Season 2 of ‘House of Cards’ started with a major character being thrown in front of a train. It ended with another major character being left for dead in a forest after being bludgeoned by a rock.

‘House of Cards’ often gets dinged for it’s unlikely plot developments, which sees a House Majority Whip ascend to the Oval Office in 26 episodes through a serious of calculated and occasionally deadly maneuvers. Frank Underwood, the series’ anti-heroic protagonist is effectively invincible, gunning down his adversaries like the video games he enjoys and piercing space and time to gloat about his victories to the viewing audience at home.

It’s implausible political porn, but at least in seasons 1 and 2 it was deliciously implausible political porn.

In season 3, the action moves to the White House, the seat of American government, and abruptly grinds to a halt. Gone are the locomotive homicides, gone are the parliamentary machinations, gone are the clandestine rendezvous, and in their place we have President Francis Underwood, standing at a white board, explaining the budgetary quandaries of entitlement reform.

Because what happens when a Machiavellian caricature achieves what he wants? What happens when there is no one left in Frank Underwood’s way? As it turns out, we just get a president trying to up his approval ratings and push a jobs package through Congress. It’s like The West Wing, without the fourth wall.

And so Frank Underwood weeps (in episode 2) because there are no more worlds to conquer.

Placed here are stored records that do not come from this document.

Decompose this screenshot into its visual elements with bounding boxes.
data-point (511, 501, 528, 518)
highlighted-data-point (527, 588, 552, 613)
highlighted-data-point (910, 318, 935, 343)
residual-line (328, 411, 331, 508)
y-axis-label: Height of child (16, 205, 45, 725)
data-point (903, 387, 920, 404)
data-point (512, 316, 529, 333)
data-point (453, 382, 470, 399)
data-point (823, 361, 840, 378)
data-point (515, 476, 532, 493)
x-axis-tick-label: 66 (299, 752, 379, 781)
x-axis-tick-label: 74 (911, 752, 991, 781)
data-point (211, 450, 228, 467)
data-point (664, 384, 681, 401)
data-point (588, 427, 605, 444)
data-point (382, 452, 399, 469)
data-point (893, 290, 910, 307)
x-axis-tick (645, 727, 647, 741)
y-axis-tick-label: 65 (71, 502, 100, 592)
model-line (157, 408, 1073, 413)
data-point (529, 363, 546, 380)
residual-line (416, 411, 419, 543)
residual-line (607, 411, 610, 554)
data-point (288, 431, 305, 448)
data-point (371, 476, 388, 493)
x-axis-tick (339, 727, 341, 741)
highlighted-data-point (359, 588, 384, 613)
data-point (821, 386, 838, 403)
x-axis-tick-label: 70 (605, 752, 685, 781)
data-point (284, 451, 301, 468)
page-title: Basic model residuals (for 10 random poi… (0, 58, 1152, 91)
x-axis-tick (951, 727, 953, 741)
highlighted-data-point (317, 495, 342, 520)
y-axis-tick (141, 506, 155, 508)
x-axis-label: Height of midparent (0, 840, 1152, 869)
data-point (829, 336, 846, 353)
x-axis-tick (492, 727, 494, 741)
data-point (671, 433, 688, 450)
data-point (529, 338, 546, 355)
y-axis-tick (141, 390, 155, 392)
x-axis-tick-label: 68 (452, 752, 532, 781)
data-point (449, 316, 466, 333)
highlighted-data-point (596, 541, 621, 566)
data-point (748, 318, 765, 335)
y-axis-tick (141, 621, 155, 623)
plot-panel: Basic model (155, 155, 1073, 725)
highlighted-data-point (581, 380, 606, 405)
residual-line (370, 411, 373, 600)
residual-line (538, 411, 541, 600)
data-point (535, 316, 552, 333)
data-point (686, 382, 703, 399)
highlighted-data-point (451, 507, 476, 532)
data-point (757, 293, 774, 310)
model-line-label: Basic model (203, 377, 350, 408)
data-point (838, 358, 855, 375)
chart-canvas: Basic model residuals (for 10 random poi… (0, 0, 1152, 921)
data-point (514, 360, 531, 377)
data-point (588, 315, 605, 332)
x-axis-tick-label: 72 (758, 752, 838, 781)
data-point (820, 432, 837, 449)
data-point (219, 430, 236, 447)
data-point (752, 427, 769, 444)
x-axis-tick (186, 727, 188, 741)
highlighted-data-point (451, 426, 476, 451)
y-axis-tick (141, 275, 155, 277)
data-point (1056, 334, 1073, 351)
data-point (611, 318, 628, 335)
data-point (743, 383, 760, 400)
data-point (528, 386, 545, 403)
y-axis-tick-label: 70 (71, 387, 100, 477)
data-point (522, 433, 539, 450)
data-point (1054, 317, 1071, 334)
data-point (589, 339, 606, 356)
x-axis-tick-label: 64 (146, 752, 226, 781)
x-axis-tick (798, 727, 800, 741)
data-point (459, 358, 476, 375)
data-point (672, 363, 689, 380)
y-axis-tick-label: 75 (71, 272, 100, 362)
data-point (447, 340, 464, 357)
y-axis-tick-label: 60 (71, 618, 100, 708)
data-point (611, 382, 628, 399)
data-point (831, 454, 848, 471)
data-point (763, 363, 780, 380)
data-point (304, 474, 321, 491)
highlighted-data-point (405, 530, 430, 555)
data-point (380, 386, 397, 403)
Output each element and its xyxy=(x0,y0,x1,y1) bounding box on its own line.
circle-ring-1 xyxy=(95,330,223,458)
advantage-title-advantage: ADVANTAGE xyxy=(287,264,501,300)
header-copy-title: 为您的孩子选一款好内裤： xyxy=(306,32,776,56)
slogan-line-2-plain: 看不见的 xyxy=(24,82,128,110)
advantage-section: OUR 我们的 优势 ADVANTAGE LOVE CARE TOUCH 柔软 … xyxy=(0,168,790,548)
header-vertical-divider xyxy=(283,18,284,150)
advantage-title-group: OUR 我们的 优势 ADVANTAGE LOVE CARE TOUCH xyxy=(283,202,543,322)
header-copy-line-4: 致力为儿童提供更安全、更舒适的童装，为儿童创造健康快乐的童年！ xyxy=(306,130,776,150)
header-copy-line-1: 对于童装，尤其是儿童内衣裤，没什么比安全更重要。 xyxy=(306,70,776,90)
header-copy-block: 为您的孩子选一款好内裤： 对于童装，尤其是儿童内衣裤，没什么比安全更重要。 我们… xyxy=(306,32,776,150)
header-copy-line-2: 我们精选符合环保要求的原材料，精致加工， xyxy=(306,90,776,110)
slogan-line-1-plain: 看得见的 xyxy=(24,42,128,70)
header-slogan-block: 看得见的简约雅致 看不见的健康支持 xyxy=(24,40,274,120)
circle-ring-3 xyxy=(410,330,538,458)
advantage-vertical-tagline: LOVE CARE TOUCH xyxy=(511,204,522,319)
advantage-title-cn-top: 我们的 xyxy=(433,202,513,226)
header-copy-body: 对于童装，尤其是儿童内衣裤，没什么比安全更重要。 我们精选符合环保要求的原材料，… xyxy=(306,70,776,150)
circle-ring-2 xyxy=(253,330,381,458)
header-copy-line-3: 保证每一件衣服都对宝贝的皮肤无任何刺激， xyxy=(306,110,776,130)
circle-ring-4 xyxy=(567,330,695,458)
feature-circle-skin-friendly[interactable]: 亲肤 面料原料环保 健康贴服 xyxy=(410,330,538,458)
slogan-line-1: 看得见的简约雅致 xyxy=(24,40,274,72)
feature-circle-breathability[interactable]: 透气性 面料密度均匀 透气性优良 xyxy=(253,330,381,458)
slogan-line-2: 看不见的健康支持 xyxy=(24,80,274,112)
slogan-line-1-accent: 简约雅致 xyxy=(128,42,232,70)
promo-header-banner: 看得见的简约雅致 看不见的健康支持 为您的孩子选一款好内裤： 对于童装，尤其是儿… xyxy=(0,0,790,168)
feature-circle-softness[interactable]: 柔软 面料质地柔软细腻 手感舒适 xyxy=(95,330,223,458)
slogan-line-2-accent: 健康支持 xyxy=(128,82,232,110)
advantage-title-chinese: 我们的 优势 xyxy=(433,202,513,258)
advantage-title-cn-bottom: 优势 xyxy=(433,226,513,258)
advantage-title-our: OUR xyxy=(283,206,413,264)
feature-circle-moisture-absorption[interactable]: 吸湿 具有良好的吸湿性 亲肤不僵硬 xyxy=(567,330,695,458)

Having now finished the entirety of season 3, I’m left slightly befuddled. The series now bears so little resemblance to its earlier self that I’m honestly not sure what to think. What I do know is that the decision to forego politics and focus on relationship was wrongheaded.

That status of Claire and Frank Underwood, the series’ Lord and Lady Macbeth, takes up the bulk of the going’s on, but elsewhere we watch Remy pine for Jackie, Doug pine for Rachel, and most of the remaining cast neglected or forgotten. Never before have the expansive halls of the West Wing felt so claustrophobic.

It’s a shame, because an unpopular and unelected president fighting for his shot at a party nomination would have made for an interesting exercise in the world that Beau Willimon built. I suppose it’s possible that season 4 could shift in that direction, with the campaign just now in full swing and trouble at home for the Underwood’s, but I find myself painfully, disappointingly ambivalent.

As it stands now, I find myself wishing that the final shot of season 2, with Frank staring triumphant into the camera and pounding his ring on the Resolute Desk in anticipation of the tasks ahead, had been ‘House of Cards’ last.